Review: The Roaring Girl


The Roaring Girl
The Roaring Girl by Thomas Dekker

My rating: 2 of 5 stars



It's fascinating to hear of a Jacobean play with a strong female lead who refuses to submit to her presumed role in society; one who, unlike Shakespeare's heroines, neither recants nor is ruined. But that's as good as it gets. The problem with 'The Roaring Girl' is that it's a weak play, written to cash in on the career of a contemporary celebrity. Imagine a 24th Century revival of 'Jordan: The Musical'.

Dekker and Middleton's prose is as difficult as Shakespeare's can be, but has none of the bard's sublime lyricism or glorious imagery. Often it's hard to work out what the characters are saying or where the plot is going, even though it's a simple, indeed simplistic, story.

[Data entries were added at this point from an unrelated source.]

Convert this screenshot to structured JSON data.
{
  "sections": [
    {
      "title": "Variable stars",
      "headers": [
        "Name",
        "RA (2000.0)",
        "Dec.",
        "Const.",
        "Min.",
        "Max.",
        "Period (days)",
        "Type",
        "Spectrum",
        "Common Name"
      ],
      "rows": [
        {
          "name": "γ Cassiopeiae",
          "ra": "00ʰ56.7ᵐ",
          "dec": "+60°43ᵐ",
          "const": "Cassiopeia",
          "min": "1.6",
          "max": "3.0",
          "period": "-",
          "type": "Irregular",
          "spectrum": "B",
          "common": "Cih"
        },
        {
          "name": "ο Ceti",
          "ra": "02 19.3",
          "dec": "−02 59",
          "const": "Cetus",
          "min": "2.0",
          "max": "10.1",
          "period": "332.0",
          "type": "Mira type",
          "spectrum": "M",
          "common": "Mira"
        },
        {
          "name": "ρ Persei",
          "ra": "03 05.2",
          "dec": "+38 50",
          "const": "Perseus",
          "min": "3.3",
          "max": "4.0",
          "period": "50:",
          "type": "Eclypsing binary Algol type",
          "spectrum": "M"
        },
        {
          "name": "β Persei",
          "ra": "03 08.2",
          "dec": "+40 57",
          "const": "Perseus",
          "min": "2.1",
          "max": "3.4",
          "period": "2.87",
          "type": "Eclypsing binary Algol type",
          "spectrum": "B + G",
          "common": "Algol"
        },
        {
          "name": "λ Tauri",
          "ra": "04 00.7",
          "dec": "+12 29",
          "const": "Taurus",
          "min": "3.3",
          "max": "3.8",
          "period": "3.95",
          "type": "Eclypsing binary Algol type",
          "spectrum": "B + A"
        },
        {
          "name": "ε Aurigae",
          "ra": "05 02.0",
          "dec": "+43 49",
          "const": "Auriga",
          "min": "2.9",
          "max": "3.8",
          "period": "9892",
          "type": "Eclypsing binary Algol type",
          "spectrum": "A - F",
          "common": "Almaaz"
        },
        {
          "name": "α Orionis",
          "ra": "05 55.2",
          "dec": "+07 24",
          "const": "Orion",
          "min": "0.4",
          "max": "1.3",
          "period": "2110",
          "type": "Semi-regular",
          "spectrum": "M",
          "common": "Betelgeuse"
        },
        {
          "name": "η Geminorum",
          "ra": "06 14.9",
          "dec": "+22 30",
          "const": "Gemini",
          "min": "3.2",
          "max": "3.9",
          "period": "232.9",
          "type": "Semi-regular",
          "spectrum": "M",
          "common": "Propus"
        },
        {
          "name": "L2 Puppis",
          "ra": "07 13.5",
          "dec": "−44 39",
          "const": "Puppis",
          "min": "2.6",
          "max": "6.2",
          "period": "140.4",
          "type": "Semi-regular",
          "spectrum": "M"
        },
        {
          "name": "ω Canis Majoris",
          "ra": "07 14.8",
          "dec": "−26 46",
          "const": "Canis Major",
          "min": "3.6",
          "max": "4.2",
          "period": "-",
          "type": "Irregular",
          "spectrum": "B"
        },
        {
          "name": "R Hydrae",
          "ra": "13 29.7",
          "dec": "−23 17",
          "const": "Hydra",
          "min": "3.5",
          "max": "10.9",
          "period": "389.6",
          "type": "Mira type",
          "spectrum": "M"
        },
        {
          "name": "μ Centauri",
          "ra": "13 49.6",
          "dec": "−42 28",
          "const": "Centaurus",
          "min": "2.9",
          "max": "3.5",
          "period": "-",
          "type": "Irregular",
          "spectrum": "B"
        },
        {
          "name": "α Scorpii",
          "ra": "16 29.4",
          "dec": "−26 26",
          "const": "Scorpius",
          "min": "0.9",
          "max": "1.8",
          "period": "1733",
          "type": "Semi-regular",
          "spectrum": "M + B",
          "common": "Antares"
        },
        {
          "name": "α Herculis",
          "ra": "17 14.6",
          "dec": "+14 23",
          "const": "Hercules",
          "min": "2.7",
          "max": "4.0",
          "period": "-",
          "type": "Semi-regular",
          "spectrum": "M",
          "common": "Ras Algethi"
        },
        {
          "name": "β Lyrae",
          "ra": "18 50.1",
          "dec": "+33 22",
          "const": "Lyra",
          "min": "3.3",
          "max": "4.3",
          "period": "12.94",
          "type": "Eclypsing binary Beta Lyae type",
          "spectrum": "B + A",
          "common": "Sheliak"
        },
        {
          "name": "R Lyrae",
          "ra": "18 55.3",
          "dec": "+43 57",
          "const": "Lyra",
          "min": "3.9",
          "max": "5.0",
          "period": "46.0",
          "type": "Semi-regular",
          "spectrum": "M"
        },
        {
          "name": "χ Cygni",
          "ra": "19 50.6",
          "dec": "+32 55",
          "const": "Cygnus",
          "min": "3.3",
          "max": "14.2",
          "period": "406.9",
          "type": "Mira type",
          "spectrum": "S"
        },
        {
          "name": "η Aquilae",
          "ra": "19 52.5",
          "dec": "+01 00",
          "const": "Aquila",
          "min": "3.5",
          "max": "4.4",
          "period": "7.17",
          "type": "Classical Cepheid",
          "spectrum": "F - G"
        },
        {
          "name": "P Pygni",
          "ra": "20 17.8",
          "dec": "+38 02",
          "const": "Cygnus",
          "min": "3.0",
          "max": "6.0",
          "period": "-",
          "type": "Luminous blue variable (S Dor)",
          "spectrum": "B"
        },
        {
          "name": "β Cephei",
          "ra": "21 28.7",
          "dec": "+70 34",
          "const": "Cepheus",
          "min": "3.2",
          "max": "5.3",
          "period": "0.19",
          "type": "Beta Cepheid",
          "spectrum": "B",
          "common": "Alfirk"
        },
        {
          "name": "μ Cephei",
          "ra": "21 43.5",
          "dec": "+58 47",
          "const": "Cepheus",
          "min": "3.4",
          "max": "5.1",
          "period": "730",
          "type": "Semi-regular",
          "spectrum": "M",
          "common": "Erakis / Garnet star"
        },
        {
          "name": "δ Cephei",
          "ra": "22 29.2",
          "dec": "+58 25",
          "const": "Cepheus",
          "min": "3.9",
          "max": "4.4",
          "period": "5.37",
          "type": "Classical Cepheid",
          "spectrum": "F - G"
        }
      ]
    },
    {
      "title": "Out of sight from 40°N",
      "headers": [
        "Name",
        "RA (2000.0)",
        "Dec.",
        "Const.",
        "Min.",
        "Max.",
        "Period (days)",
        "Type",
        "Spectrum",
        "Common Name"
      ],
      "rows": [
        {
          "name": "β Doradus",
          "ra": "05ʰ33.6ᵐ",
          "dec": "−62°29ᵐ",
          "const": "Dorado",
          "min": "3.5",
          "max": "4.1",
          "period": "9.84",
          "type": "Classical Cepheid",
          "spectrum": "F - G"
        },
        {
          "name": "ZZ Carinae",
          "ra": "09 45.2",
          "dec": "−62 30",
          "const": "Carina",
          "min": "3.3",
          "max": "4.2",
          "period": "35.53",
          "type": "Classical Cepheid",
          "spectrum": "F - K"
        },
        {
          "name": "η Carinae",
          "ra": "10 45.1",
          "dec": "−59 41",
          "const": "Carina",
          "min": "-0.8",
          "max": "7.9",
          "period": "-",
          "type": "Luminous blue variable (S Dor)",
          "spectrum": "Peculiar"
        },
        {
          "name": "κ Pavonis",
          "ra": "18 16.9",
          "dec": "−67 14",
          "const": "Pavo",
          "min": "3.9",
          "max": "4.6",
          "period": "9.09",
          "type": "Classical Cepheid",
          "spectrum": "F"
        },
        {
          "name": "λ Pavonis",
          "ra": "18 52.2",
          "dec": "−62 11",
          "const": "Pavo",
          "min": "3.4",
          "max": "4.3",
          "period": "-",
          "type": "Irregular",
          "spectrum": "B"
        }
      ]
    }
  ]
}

The young Sebastian, frustrated by his father's refusal to sanction his marriage to Mary because her dowry is too small, persuades Moll, a notorious figure in the London underworld, to pretend to be his fiancée. The ploy is simple: seeing the unsuitable Moll, his father will decide that Mary isn't so bad after all and relent. And, after a half-baked attempt to lure Moll into theft (foiled by her steadfast virtue), that's what happens.

There's an amusing sub-plot of wives tricking their husbands, and we see the machinations of a rogue called Laxton, but the complexity of the language left me uncertain exactly what he was up to.

The Roaring Girl came from a golden age of British theatre, but then, Hermann's Hermits came from a golden age of British music. It didn't stop them being rubbish.